His hideous imaginings were interrupted by a sensation around their dinner table.

“What? Where? When? How? Did Magnus seem like an athletic yet tender lover?” Julie demanded.

“Julie!” said Beatriz.

“Thank you, Beatriz,” said Simon.

“Don’t say a word, Simon,” said Beatriz. “Not until I have acquired a pen and paper so I can write down everything you say. I’m sorry, Simon, but they are famous, and celebrities have to bear with this interest in their love lives. They’re like Brangelina.”

Beatriz rummaged through her bag until she found a notebook, and then opened it and gazed at Simon with an expectant air.

Julie, Idris born and bred, made a face. “What is Brangelina? It sounds like a demon.”

“It does not!” George protested. “I believe in their love.”

“They are not like Brangelina,” Simon said. “What would you even call them? Algnus? That sounds like a foot disease.”

“Obviously you would call them Malec,” said Beatriz. “Are you stupid, Simon?”

“I will not be distracted!” said Julie. “Does Magnus have piercings? Of course he does; when would he miss an opportunity to shine?”

“I didn’t notice, and even if I had noticed, I wouldn’t discuss it,” said Simon.

“Oh, because people in the mundane world never obsess about celebrities and their love lives,” Beatriz said. “See also, Brangelina. And that boy band George is obsessed with. He has all kinds of theories about their romances.”

“What . . . boy band . . . George is obsessed with?” Simon asked slowly.

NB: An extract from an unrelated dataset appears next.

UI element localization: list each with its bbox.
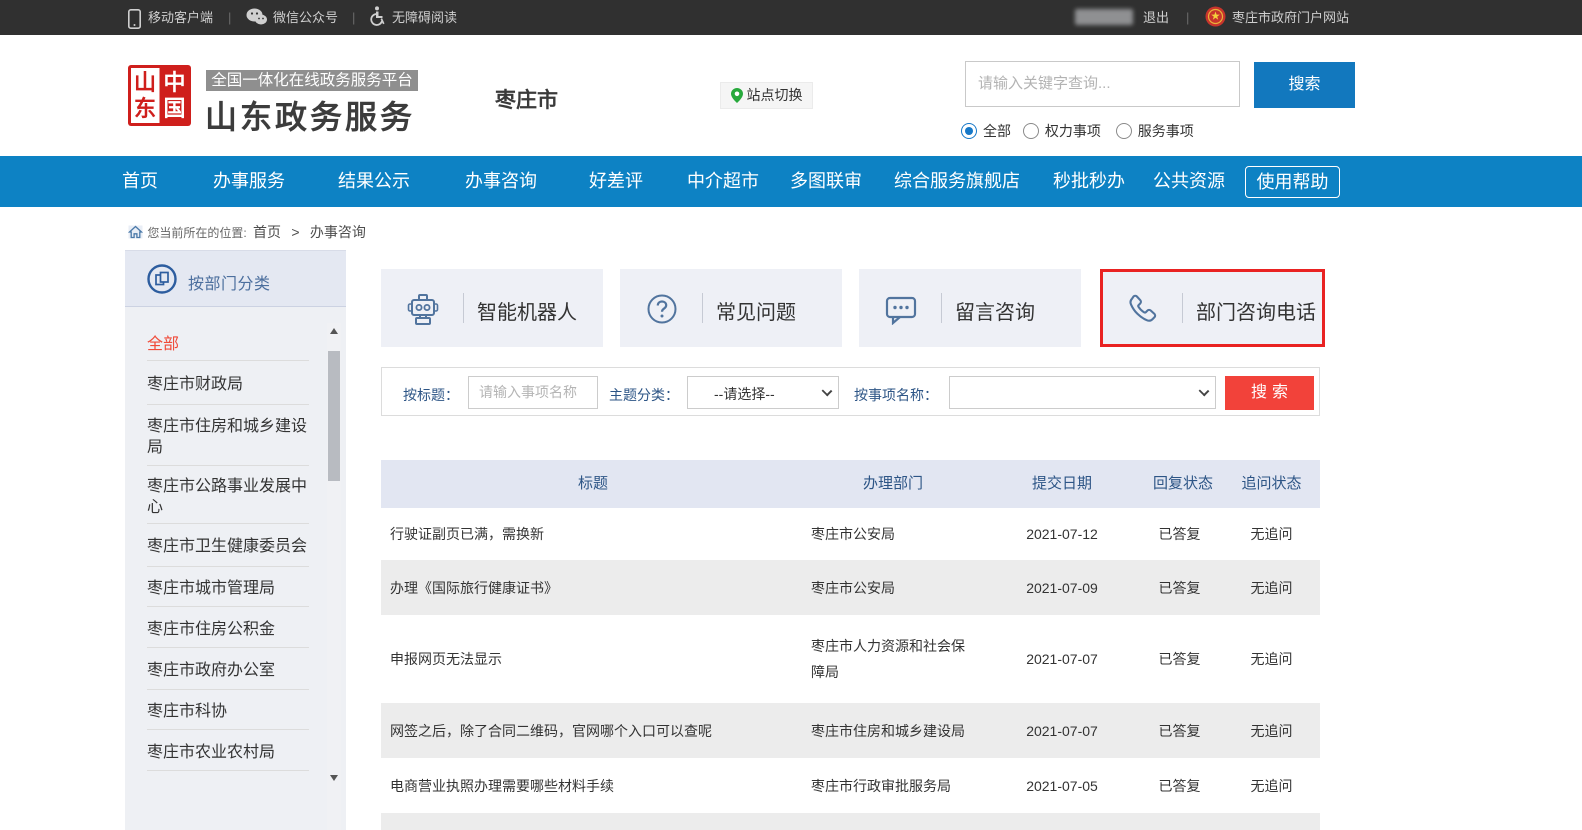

George looked shifty. “I don’t want to talk about it. The band’s going through some hard times lately, and it makes me too sad.”

Far too many disturbing and upsetting things had happened to Simon today. He decided to stop thinking about George and the boy band.

“I’m the one who grew up a subway ride from Broadway, I know people get too interested in celebrities,” he said. “But it’s weird for me when you girls obsess over Jace or Magnus. It’s weird when Jon trails after Isabelle with his tongue hanging out.”

“Is George’s crush on Clary weird too?” asked Beatriz.

“Is this Betray George Day, Beatriz?” George demanded. “Si, I may have had certain thoughts about certain pocket-size vixens, but I would never tell you about them! I don’t want to make it weird!”

“Pocket-size vixens?” Simon stared. “Congratulations, you made it weird.”

George hung his head in shame.

“It’s weird for me because everybody acts as if they know famous people, but I really do know these people. They’re not images, like posters to hang on the wall. They’re not anything like you think they are. They have a right to privacy. It’s weird because I see everyone acting like they know who my friends are, when they only know a tiny bit of them, and it’s weird to see anyone acting as if they have some sort of claim on my friends and their lives.”